While this law may provide benefit to some - little old ladies or other vulnerable people - it was fiercly debated before introduction because of the relative ease of it's abuse.
I am concerned how Zimmerman, who was previously arrested and charged with assault of a police officer, was able to 'plea bargain' his way out of that charge to leave a clean criminal record and permit his licensing for carrying a firearm.
Leo, good points about the "stand your ground/dirty Harry laws". I am a proud gun owner (and safe one to boot), but these "stand your ground" laws that keep popping up in some states really seem to me, to be used to protect aggressors.
A 28 year old, 240 lb man follows, chases and then attempts to detain (all against the orders of the police) a 140 lb kid who was probably scared of a strange man following him in an SUV then chasing him; tries to physically detain said kid (who he has no authority to detain--neighborhood watch doesn't give you any special police privileges) then "feels threatened" by the kid so shoots him and claims "self-defense".....
I find it disturbing that one could basically pick a fight with another human being, not breaking any laws, pull out a gun and shoot them, then claim it was all self-defense.

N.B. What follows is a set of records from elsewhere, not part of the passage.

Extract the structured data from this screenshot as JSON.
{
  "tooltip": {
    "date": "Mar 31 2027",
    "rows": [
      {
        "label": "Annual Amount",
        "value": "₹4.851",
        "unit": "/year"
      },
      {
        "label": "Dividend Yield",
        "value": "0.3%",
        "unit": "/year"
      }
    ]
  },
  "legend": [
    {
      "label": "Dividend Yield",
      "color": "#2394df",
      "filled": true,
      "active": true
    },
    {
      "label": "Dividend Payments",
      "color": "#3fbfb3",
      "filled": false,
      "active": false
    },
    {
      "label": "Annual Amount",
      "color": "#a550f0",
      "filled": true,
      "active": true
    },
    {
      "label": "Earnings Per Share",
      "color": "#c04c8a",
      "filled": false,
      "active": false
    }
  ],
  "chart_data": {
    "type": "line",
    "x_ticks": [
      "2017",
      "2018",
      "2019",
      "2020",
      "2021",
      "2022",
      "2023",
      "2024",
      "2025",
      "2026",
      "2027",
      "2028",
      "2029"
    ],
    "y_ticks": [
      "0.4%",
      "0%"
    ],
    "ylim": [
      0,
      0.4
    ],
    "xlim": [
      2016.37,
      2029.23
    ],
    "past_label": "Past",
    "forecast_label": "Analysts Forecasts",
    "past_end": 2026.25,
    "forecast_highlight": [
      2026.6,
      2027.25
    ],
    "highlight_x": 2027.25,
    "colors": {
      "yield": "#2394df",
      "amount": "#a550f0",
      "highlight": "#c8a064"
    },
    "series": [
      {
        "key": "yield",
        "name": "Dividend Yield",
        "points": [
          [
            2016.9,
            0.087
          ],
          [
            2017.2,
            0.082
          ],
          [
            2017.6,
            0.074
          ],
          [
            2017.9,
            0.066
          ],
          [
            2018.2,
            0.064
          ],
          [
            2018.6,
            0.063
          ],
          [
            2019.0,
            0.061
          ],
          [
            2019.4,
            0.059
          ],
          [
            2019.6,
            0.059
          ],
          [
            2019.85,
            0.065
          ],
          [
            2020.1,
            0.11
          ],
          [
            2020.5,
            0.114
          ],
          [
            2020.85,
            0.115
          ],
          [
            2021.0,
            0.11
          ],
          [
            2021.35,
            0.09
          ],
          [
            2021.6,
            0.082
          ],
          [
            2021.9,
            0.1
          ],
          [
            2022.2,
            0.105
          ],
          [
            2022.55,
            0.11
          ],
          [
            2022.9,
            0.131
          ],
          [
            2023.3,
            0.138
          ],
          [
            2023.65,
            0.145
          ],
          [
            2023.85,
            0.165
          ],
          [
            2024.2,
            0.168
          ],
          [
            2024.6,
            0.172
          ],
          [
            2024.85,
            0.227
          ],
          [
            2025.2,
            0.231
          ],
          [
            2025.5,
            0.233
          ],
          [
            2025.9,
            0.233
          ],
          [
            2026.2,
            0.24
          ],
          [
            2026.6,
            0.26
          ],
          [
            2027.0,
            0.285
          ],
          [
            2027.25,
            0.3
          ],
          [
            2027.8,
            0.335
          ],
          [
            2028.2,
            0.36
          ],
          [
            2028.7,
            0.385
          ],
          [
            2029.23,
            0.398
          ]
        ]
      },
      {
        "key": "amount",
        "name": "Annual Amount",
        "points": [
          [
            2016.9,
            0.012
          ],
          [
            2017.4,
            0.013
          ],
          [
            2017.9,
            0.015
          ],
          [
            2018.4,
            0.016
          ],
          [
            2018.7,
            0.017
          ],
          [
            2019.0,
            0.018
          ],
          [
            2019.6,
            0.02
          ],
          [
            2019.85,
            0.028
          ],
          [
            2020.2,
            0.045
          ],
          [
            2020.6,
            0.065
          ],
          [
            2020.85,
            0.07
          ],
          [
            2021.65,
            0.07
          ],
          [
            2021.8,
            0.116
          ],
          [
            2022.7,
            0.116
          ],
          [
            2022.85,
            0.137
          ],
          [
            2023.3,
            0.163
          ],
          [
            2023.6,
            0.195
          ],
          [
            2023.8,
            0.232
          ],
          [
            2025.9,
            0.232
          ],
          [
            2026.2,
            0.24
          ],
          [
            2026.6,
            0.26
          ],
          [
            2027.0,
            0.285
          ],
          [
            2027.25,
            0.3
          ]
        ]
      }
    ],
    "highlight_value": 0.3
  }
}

Further I find it very disturbing that a 17 year old kid with a bag of skittles and can of soda or tea (I mean what kind of "terrible" picture does that paint of a kid?) can be considered such an "imminent threat" that deadly force is justifiable one.
Another great point about Zimmerman's history too. As a gun owner, I strongly support responsible gun ownership. People with a history of physical altercations with law enforcement shouldn't be allowed to own guns, period. People with obvious issues with anger management shouldn't be allowed to own guns.
I can only hope this issue gets resolved quickly in a legal manner and justice is done for the family. I also hope that states with these laws on the books take a good look at how they are being used.